CHAPTER 1. THE VOID OF KNOWLEDGE
EPIGRAPH:
«For in much wisdom is much grief: and he that increaseth knowledge increaseth sorrow.» — Ecclesiastes 1:18
Chloe. 07:00 AM
The air in my Brooklyn apartment is stale, smelling of yesterday's $22 salad and the expensive vanilla candle I lit to pretend I have my life together. My eyes open before the alarm, but it’s not a peaceful awakening. It’s a jolt—the sudden, cold realization that I am still here, trapped in a lease I can barely afford and a body that feels ten years older than twenty-eight.
I reach for my phone before I even breathe. It’s an extension of my hand, a cold glass slab that holds the world I’m failing to conquer. 07:02 AM. I have 42 unread Slack messages, a pile of promotional emails from brands I can't afford, and a calendar that looks like a game of Tetris played by someone who hates me.

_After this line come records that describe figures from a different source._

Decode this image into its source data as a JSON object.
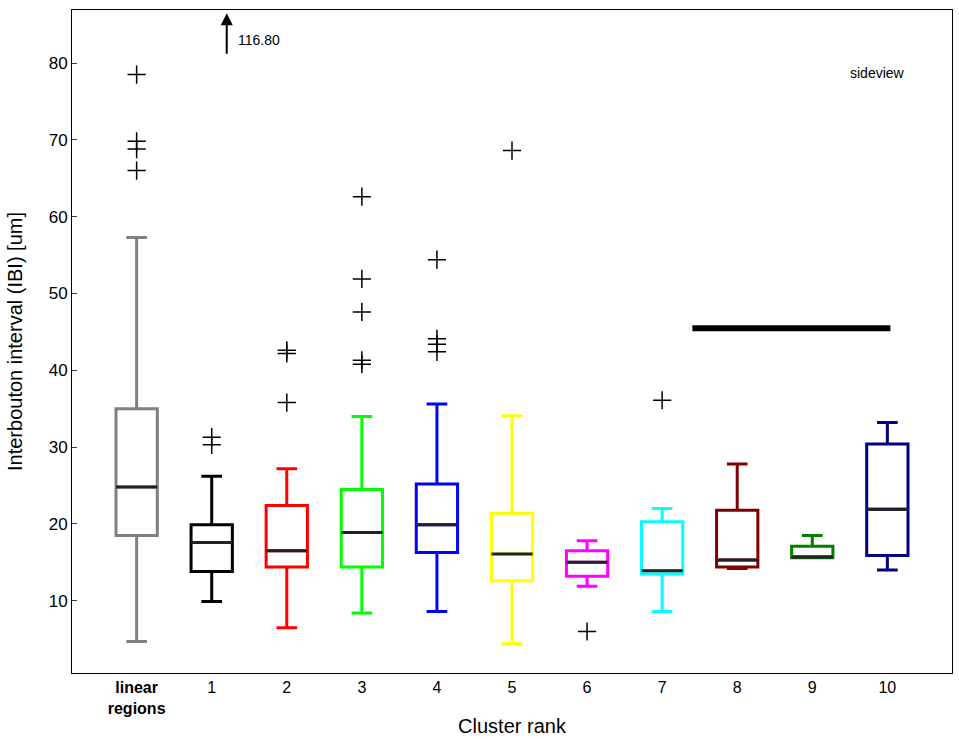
{
  "chart_data": {
    "type": "box",
    "x_label": "Cluster rank",
    "y_label": "Interbouton interval (IBI) [um]",
    "categories": [
      "linear regions",
      "1",
      "2",
      "3",
      "4",
      "5",
      "6",
      "7",
      "8",
      "9",
      "10"
    ],
    "boxes": [
      {
        "color": "#808080",
        "lower_whisker": 4.7,
        "q1": 18.5,
        "median": 24.8,
        "q3": 35.0,
        "upper_whisker": 57.3,
        "outliers": [
          66.0,
          68.8,
          69.8,
          78.5
        ]
      },
      {
        "color": "#000000",
        "lower_whisker": 9.9,
        "q1": 13.8,
        "median": 17.6,
        "q3": 19.9,
        "upper_whisker": 26.2,
        "outliers": [
          30.3,
          31.3,
          116.8
        ]
      },
      {
        "color": "#ff0000",
        "lower_whisker": 6.5,
        "q1": 14.4,
        "median": 16.5,
        "q3": 22.4,
        "upper_whisker": 27.2,
        "outliers": [
          35.8,
          42.2,
          42.6
        ]
      },
      {
        "color": "#00ff00",
        "lower_whisker": 8.4,
        "q1": 14.4,
        "median": 18.9,
        "q3": 24.5,
        "upper_whisker": 34.0,
        "outliers": [
          40.8,
          41.3,
          47.6,
          51.9,
          62.6
        ]
      },
      {
        "color": "#0000ff",
        "lower_whisker": 8.6,
        "q1": 16.3,
        "median": 19.9,
        "q3": 25.2,
        "upper_whisker": 35.6,
        "outliers": [
          42.4,
          43.4,
          44.1,
          54.4
        ]
      },
      {
        "color": "#ffff00",
        "lower_whisker": 4.4,
        "q1": 12.6,
        "median": 16.1,
        "q3": 21.4,
        "upper_whisker": 34.1,
        "outliers": [
          68.6
        ]
      },
      {
        "color": "#ff00ff",
        "lower_whisker": 11.9,
        "q1": 13.2,
        "median": 15.0,
        "q3": 16.5,
        "upper_whisker": 17.8,
        "outliers": [
          6.0
        ]
      },
      {
        "color": "#00ffff",
        "lower_whisker": 8.6,
        "q1": 13.5,
        "median": 13.9,
        "q3": 20.3,
        "upper_whisker": 22.0,
        "outliers": [
          36.1
        ]
      },
      {
        "color": "#800000",
        "lower_whisker": 14.2,
        "q1": 14.4,
        "median": 15.3,
        "q3": 21.8,
        "upper_whisker": 27.8,
        "outliers": []
      },
      {
        "color": "#008000",
        "lower_whisker": 15.6,
        "q1": 15.6,
        "median": 15.7,
        "q3": 17.1,
        "upper_whisker": 18.5,
        "outliers": []
      },
      {
        "color": "#000080",
        "lower_whisker": 14.0,
        "q1": 15.9,
        "median": 21.9,
        "q3": 30.4,
        "upper_whisker": 33.2,
        "outliers": []
      }
    ],
    "annotation": {
      "text": "116.80",
      "category": "1"
    },
    "inset_label": "sideview",
    "marker": "cross",
    "ylim": [
      0.6,
      86.9
    ],
    "yticks": [
      10,
      20,
      30,
      40,
      50,
      60,
      70,
      80
    ],
    "grid": false
  }
}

My heart starts its daily, uneven thumping—my "morning anxiety," as common as a Starbucks cup.
I head to the bathroom, the floorboards creaking under my feet. The mirror is unforgiving in the harsh LED light. I look at the dark circles under my eyes—the "NYC tax," my boss calls them with a smirk.

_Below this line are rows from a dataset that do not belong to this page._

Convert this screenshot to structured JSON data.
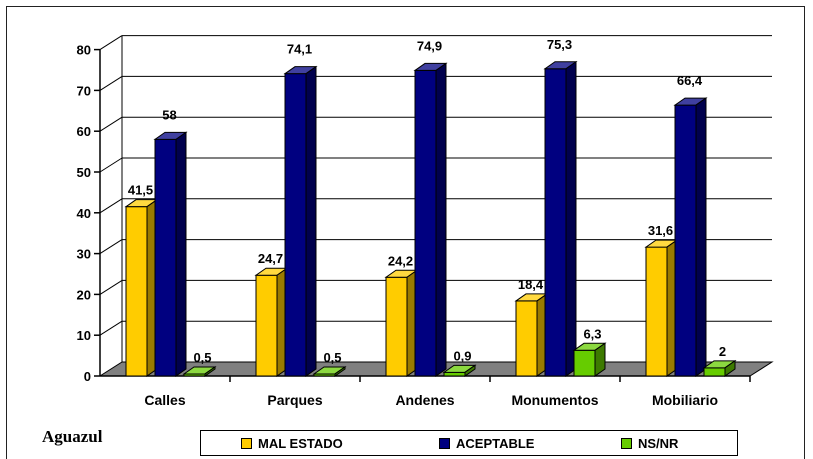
{
  "chart_data": {
    "type": "bar",
    "categories": [
      "Calles",
      "Parques",
      "Andenes",
      "Monumentos",
      "Mobiliario"
    ],
    "series": [
      {
        "name": "MAL ESTADO",
        "color": "#FFCC00",
        "values": [
          41.5,
          24.7,
          24.2,
          18.4,
          31.6
        ],
        "labels": [
          "41,5",
          "24,7",
          "24,2",
          "18,4",
          "31,6"
        ]
      },
      {
        "name": "ACEPTABLE",
        "color": "#000080",
        "values": [
          58,
          74.1,
          74.9,
          75.3,
          66.4
        ],
        "labels": [
          "58",
          "74,1",
          "74,9",
          "75,3",
          "66,4"
        ]
      },
      {
        "name": "NS/NR",
        "color": "#66CC00",
        "values": [
          0.5,
          0.5,
          0.9,
          6.3,
          2
        ],
        "labels": [
          "0,5",
          "0,5",
          "0,9",
          "6,3",
          "2"
        ]
      }
    ],
    "y_ticks": [
      "0",
      "10",
      "20",
      "30",
      "40",
      "50",
      "60",
      "70",
      "80"
    ],
    "ylim": [
      0,
      80
    ],
    "grid": true,
    "legend_position": "bottom",
    "style": "3d-clustered-bar"
  },
  "place_label": "Aguazul"
}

I start the ritual. The Gua Sha stone is cold against my skin, but it doesn't feel like "self-care." It feels like a chore, a desperate attempt to chisel a jawline out of a face swollen from late-night stress and too much sodium. I take a photo of my lemon water against the white marble counter—the only clean spot in the kitchen.
Click. I crop out the pile of mail on the edge of the frame.
Click. I haven't even taken a sip, but the world needs to see that I’m "winning" my morning.
The L-train is a metal tube of shared misery. I’m squeezed between a man in a damp trench coat and a woman whose perfume is a weaponized scent of "Success." I look at the people around me—we’re all staring into our glowing screens, our faces pale and vacant in the blue light. We are all connected to a thousand networks, yet I’ve never felt more isolated.
By the time I reach the office in Dumbo, I’m already emotionally bankrupt. I sit at my desk, the glass walls of the agency reflecting a girl who looks like she belongs here. But inside, I’m just a hollow space. I’m drowning in micro-choices: which oat milk to order, which email to prioritize, which version of "me" to present in the 10 AM meeting.
I’m waiting for something. I don't know what. A sign? A miracle? Or maybe just someone—or something—to take the wheel and tell me exactly what to do so I can finally stop thinking.